Похоже, главный итог нулевых как раз и состоит в коллективном осознании того, что «постсоветское» стало живучей и устойчивой формой, способной к самовоспроизводству на всех уровнях: 1) политического режима и типа отношений власти и общества (известного как «управляемая» или «имитационная» демократия [1]); 2) отношений собственности, предполагающих динамичные и подвижные границы между частными интересами и группами государственной бюрократии; 3) жесткой рыночной неолиберальной идеологии, ставшей не только безусловным ориентиром правящей элиты, но и органической идеологией общества, где жестокая конкуренция и стремление к капитализации собственной социальной позиции превратились в «организующую практику» (пользуясь дефиницией Альтюссера).


Массовое движение, появившееся в конце 2011 года, стало началом осознания тотальности этого порядка, его «правил игры», соучастником которой фактически является каждый. Однако ясно выраженная эмоциональная неготовность определенной части общества жить и дальше по этим правилам очевидно столкнулась с непониманием того, что должно прийти на смену «постсоветскому». Самосознание этого движения, набор его политических требований, язык, на котором оно себя выразило, в полной мере принадлежали «постсоветскому» со всеми особенностями его социальной композиции и ее внутренними противоречиями.


Практически с самого момента возникновения этого движения его главный политический лозунг — «За честные выборы!» — был по умолчанию признан вторичным по отношению к этическому содержанию. Эта доминировавшая этическая мотивация гражданского участия также сразу маргинализировала и любые попытки сделать политические выводы из социальной неоднородности движения. Проблематичность определения его как «рассерженных горожан» или же «восставшего среднего класса» была быстро решена — через провозглашение просто движением «порядочных людей», объединенных не вокруг общих социальных интересов, но благодаря общим моральным принципам и общей культуре, которые выше любой политики.


Культурная общность рассматривалась как главное достоинство движения, как свидетельство его нравственной чистоты, внутренней теплоты и человечности, выгодно отличавшихся от сухого детерминизма общностей социальных. Например, Ольга Седакова, известная поэтесса либерально-христианского толка, определяла появившегося нового субъекта политики как «какой-то слой населения, который никогда прежде не собирался вместе». Это «спокойные, самостоятельно думающие, свободно говорящие» «русские европейцы», чьи манеры и стиль оказывались куда важнее готовности предложить альтернативу большинству, остававшемуся в положении пассивных наблюдателей. По свидетельству Седаковой, на улицу вышли «нормальные люди», которые впервые за долгие годы получили возможность собраться вместе и пережить момент узнавания себя друг в друге [2].

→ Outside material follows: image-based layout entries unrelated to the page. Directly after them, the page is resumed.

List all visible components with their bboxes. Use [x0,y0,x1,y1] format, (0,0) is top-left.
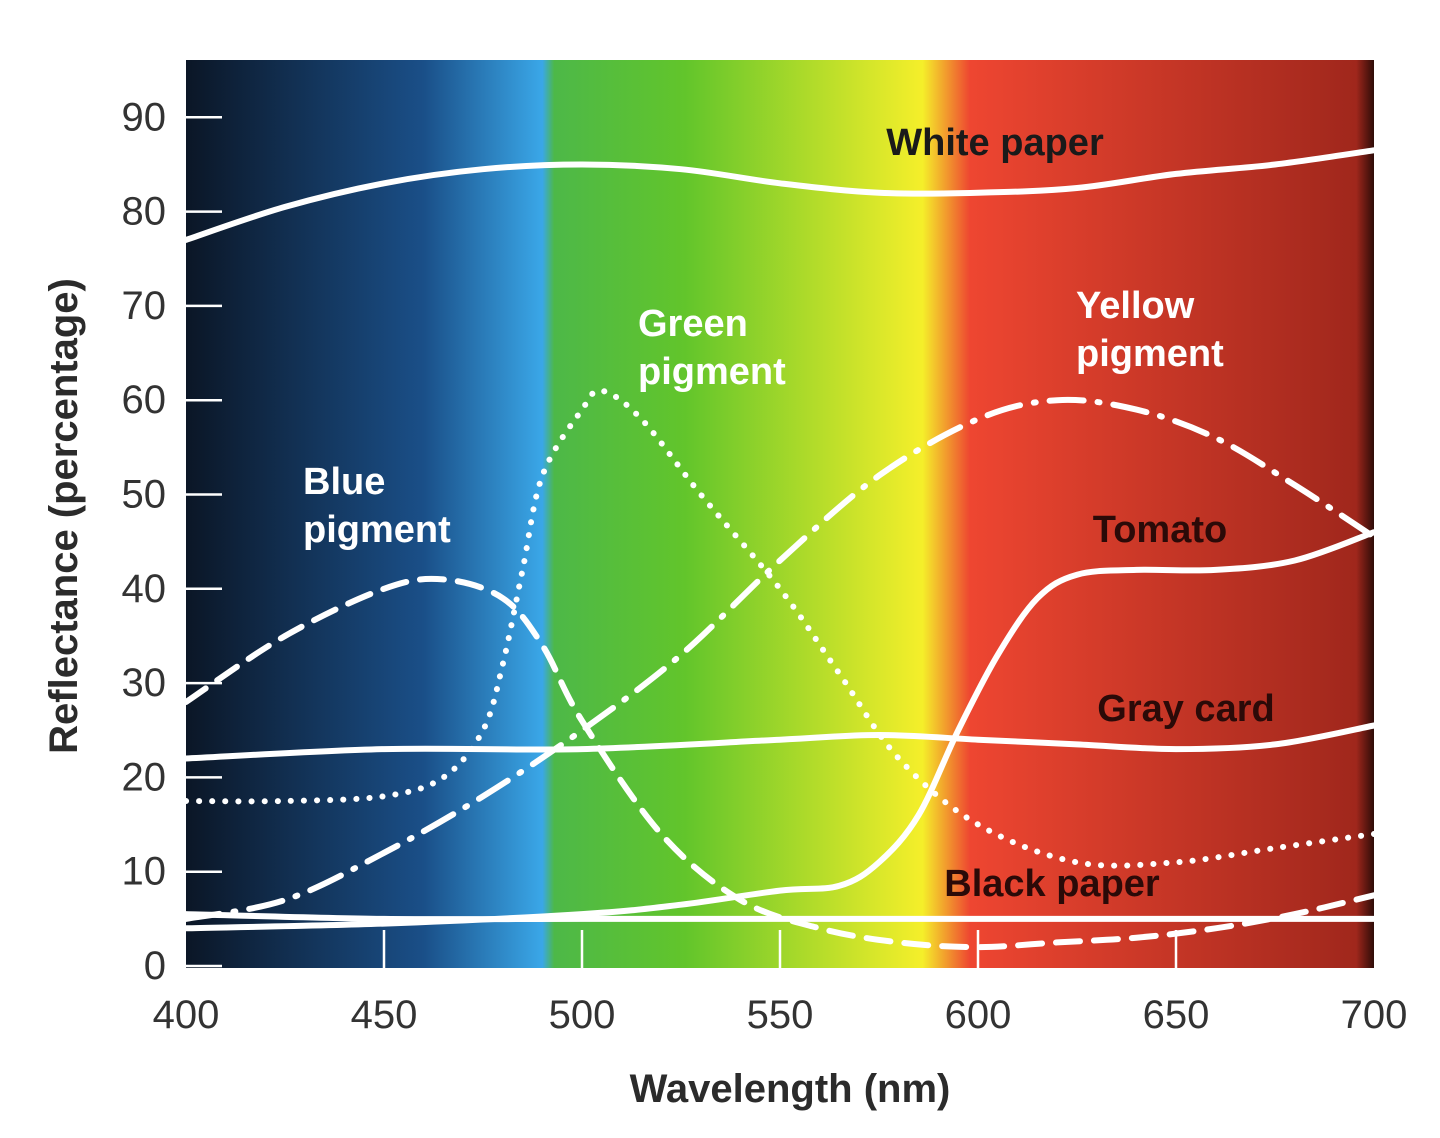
x-tick-label: 500 [549,993,616,1037]
tomato-label: Tomato [1093,509,1227,551]
blue-pigment-curve [183,575,1377,951]
x-tick-label: 450 [351,993,418,1037]
x-tick-label: 600 [945,993,1012,1037]
yellow-pigment-curve [183,396,1377,922]
x-tick-label: 550 [747,993,814,1037]
y-tick-label: 0 [144,944,166,988]
y-tick-label: 40 [122,567,167,611]
white-paper-curve [183,147,1377,243]
y-tick-label: 10 [122,850,167,894]
black-paper-curve [183,911,1377,923]
y-tick-label: 90 [122,95,167,139]
y-tick-labels: 0 10 20 30 40 50 60 70 80 90 [122,95,167,988]
green-pigment-label: Green pigment [638,303,786,393]
yellow-pigment-label: Yellow pigment [1076,285,1224,375]
y-tick-label: 50 [122,473,167,517]
x-tick-label: 650 [1143,993,1210,1037]
blue-pigment-label: Blue pigment [303,461,451,551]
y-tick-label: 30 [122,661,167,705]
y-tick-label: 60 [122,378,167,422]
y-tick-label: 70 [122,284,167,328]
y-tick-label: 80 [122,190,167,234]
x-axis-title: Wavelength (nm) [630,1067,951,1111]
series-labels: White paper Green pigment Yellow pigment B… [303,122,1275,905]
x-tick-label: 700 [1341,993,1408,1037]
x-tick-labels: 400 450 500 550 600 650 700 [153,993,1408,1037]
gray-card-label: Gray card [1097,688,1274,730]
black-paper-label: Black paper [944,863,1160,905]
y-axis-title: Reflectance (percentage) [42,278,86,754]
spectrum-background [186,60,1374,968]
white-paper-label: White paper [886,122,1104,164]
gray-card-curve [183,722,1377,762]
x-tick-label: 400 [153,993,220,1037]
series-curves [183,147,1377,951]
y-tick-marks [186,116,222,968]
green-pigment-curve [183,387,1377,869]
y-tick-label: 20 [122,755,167,799]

Первыми лицами этого движения на протяжении всей его пока недолгой истории были культурные деятели, способные удостоверить «нормальность» собравшихся. Собственно, именно определенный набор писателей, журналистов и музыкантов опосредовал этот радостный процесс «узнавания своих», а политики выступали в качестве важного, но вторичного атрибута встречи, призванного напомнить скорее о специфически выбранном для нее публичном пространстве (площади или улице), а не о ее содержании.


Сходное чувство «радости узнавания» описывали в своих воспоминаниях и многие участники московских событий августа 1991-го. Довольно популярные параллели между 1991-м и 2011-м (в основном обязанные тому, что в значительной мере участники и — что важнее — лидеры этих двух движений принадлежали к одному поколению) легко и обоснованно могут быть подвергнуты критике. С точки зрения экономики, социальной структуры и соответствующего общественного сознания между двумя эпохами лежит непреодолимая пропасть. Однако в обоих случаях за множеством системных и частных различий можно уловить общее — на уровне мышления, способа восприятия реальности и принципов, отделяющих «своих» от «чужих».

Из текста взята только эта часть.